Here is a section of the disassembly of the s15:16 multiply call:
30: mov %r14,%rax
mov %r15,%rax
movslq -0x28(%rbp),%rax
movslq -0x30(%rbp),%rcx
imul %rax,%rcx
shr $0x10,%rcx
mov %ecx,-0x38(%rbp)
mov %r12,%rax
4c: movzbl (%rbx),%eax
cmp $0x1,%eax
↓ jne 68
54: mov 0x8(%rbx),%rax
lea 0x1(%rax),%rcx
mov %rcx,0x8(%rbx)
cmp 0x38(%rbx),%rax
↑ jb 30
The two 32-bit numbers are multiplied together and the result shifted
down - much as it would if raw int
values were used.

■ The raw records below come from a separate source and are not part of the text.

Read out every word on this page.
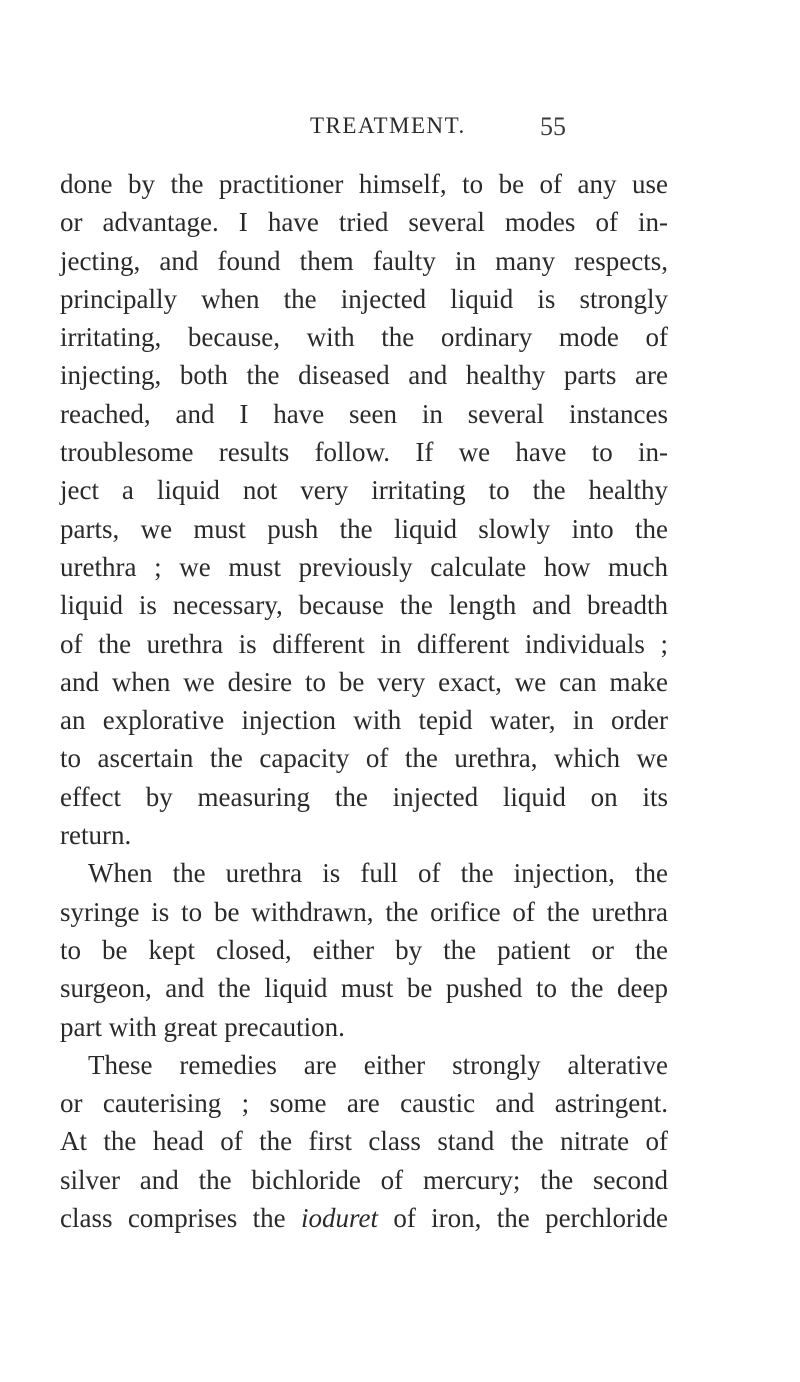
TREATMENT.	55
done by the practitioner himself, to be of any use
or advantage. I have tried several modes of in-
jecting, and found them faulty in many respects,
principally when the injected liquid is strongly
irritating, because, with the ordinary mode of
injecting, both the diseased and healthy parts are
reached, and I have seen in several instances
troublesome results follow. If we have to in-
ject a liquid not very irritating to the healthy
parts, we must push the liquid slowly into the
urethra ; we must previously calculate how much
liquid is necessary, because the length and breadth
of the urethra is different in different individuals ;
and when we desire to be very exact, we can make
an explorative injection with tepid water, in order
to ascertain the capacity of the urethra, which we
effect by measuring the injected liquid on its
return.
When the urethra is full of the injection, the
syringe is to be withdrawn, the orifice of the urethra
to be kept closed, either by the patient or the
surgeon, and the liquid must be pushed to the deep
part with great precaution.
These remedies are either strongly alterative
or cauterising ; some are caustic and astringent.
At the head of the first class stand the nitrate of
silver and the bichloride of mercury; the second
class comprises the ioduret of iron, the perchloride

The efficiency
of this operation varies with the exponent. An exponent of zero should
mean no shift at all.
A fast sqrt
implementation has not yet been tested with
fixed_point
. (The naive implementation takes over 300ns.) For this
reason, a magnitude-squared function is measured, combining multiply
and add operations:
template <class FP>
constexpr FP magnitude_squared(const FP & x, const FP & y, const FP & z)
{
return x * x + y * y + z * z;
}
Only real number formats are tested:
float 2.42606
double 2.08
long double 4.5056
s3_4 2.768
s7_8 2.77577
s15_16 2.752
s31_32 4.10331
Again, the size of the type seems to have the largest impact.
A similar operation includes a comparison and branch:
template <class Real>
bool circle_intersect_generic(Real x1, Real y1, Real r1, Real x2, Real y2, Real r2)
{
auto x_diff = x2 - x1;
auto y_diff = y2 - y1;
auto distance_squared = x_diff * x_diff + y_diff * y_diff;
auto touch_distance = r1 + r2;
auto touch_distance_squared = touch_distance * touch_distance;
return distance_squared <= touch_distance_squared;
}
float 3.46011
double 3.48
long double 6.4
s3_4 3.88
s7_8 4.5312
s15_16 3.82171
s31_32 5.92
Again, fixed-point and native performance are comparable.